Tom certamente não pensou em nenhuma teoria científica da ecologia quando juntou estes versos, mas eles têm sim um grande significado sobre o funcionamento da natureza. As chuvas torrenciais existem, historicamente, desde que os trópicos são trópicos. As matas, os cerrados e as caatingas dependem da “chuva chovendo”, do “vento ventando” e do “tombo da ribanceira” para lavar e renovar os solos, estimular o brotamento e a florada das plantas e dar chances de novas espécies de plantas e animais ali chegarem. Especialmente em regiões montanhosas, como na Mata Atlântica, as chuvas de março podem causar grandes movimentos de terreno que descem montanha abaixo. A terra exposta pelos deslizamentos é logo colonizada por novas espécies, diferentes das que estavam por lá. Em um estudo realizado pelo grupo de pesquisa da Universidade Federal do Paraná (UFPR), verificamos que a diversidade de formas de folhas e caules das plantas, exercendo funções também bastante diversas, é muito alta nestas cicatrizes de antigos deslizamentos. Com o tempo, na soma de vários deslizamentos, a diversidade da Mata Atlântica aumenta, resultando neste bioma extremamente diverso e exuberante que todos conhecemos. São desastres do bem e a “promessa de vida” das matas tropicais.

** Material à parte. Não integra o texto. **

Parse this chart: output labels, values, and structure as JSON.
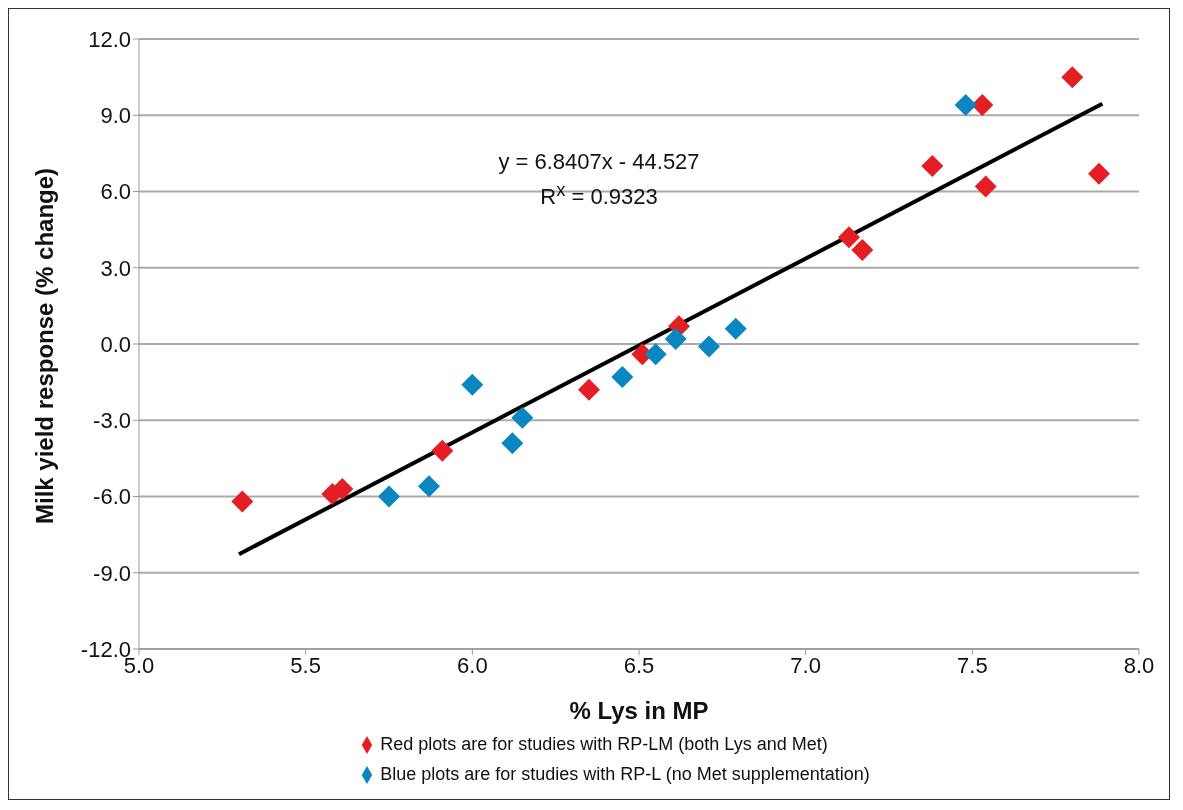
{
  "chart_data": {
    "type": "scatter",
    "xlabel": "% Lys in MP",
    "ylabel": "Milk yield response (% change)",
    "annotations": [
      "y = 6.8407x - 44.527",
      "R$^{x}$ = 0.9323"
    ],
    "xlim": [
      5.0,
      8.0
    ],
    "xticks": [
      {
        "value": 5.0,
        "label": "5.0"
      },
      {
        "value": 5.5,
        "label": "5.5"
      },
      {
        "value": 6.0,
        "label": "6.0"
      },
      {
        "value": 6.5,
        "label": "6.5"
      },
      {
        "value": 7.0,
        "label": "7.0"
      },
      {
        "value": 7.5,
        "label": "7.5"
      },
      {
        "value": 8.0,
        "label": "8.0"
      }
    ],
    "ylim": [
      -12,
      12
    ],
    "yticks": [
      {
        "value": -12,
        "label": "-12.0"
      },
      {
        "value": -9,
        "label": "-9.0"
      },
      {
        "value": -6,
        "label": "-6.0"
      },
      {
        "value": -3,
        "label": "-3.0"
      },
      {
        "value": 0,
        "label": "0.0"
      },
      {
        "value": 3,
        "label": "3.0"
      },
      {
        "value": 6,
        "label": "6.0"
      },
      {
        "value": 9,
        "label": "9.0"
      },
      {
        "value": 12,
        "label": "12.0"
      }
    ],
    "grid": "y",
    "legend": "bottom",
    "series": [
      {
        "name": "Red plots are for studies with RP-LM (both Lys and Met)",
        "color": "#e31e24",
        "marker": "diamond",
        "x": [
          5.31,
          5.58,
          5.61,
          5.91,
          6.35,
          6.51,
          6.62,
          7.13,
          7.17,
          7.38,
          7.53,
          7.54,
          7.8,
          7.88
        ],
        "values": [
          -6.2,
          -5.9,
          -5.7,
          -4.2,
          -1.8,
          -0.4,
          0.7,
          4.2,
          3.7,
          7.0,
          9.4,
          6.2,
          10.5,
          6.7
        ]
      },
      {
        "name": "Blue plots are for studies with RP-L (no Met supplementation)",
        "color": "#0a86c0",
        "marker": "diamond",
        "x": [
          5.75,
          5.87,
          6.0,
          6.12,
          6.15,
          6.45,
          6.55,
          6.61,
          6.71,
          6.79,
          7.48
        ],
        "values": [
          -6.0,
          -5.6,
          -1.6,
          -3.9,
          -2.9,
          -1.3,
          -0.4,
          0.2,
          -0.1,
          0.6,
          9.4
        ]
      },
      {
        "type": "line",
        "color": "#000000",
        "x": [
          5.3,
          7.89
        ],
        "values": [
          -8.27,
          9.45
        ]
      }
    ]
  }
}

Infelizmente, nem tudo é riqueza nesta história. Quando não há planejamento para a ocupação dos espaços rurais ou urbanos, e as construções de cidades e povoados chegam até as encostas e sopés das montanhas, o resultado pode ser catastrófico: “É o carro enguiçado, é a lama, é a lama”. Vivenciamos, em todos os verões, notícias sobre alagamentos, deslizamentos, soterramentos em boa parte do Brasil, causando tristeza e morte. As chuvas e as montanhas sempre estiveram lá, mas o homem chegou e ocupou o lugar mais propenso a desastres. Não tem como mudar a natureza, mas tem como evitar o embate com ela, planejando a ocupação, removendo populações em situações de risco, promovendo a readequação das vias pluviais em regiões urbanizadas, entre outros. E isso tem que ser feito rapidamente, pois, com as mudanças globais em curso, as chuvas irão aumentar a níveis muito além dos padrões históricos. O homem não vai resistir. As matas diversas das encostas das montanhas também não. “É o fundo do poço, é o fim do caminho”.
*Márcia C. M. Marques é cientista, ecóloga, professora da Universidade Federal do Paraná e faz parte da Rede de Especialistas de Conservação da Natureza.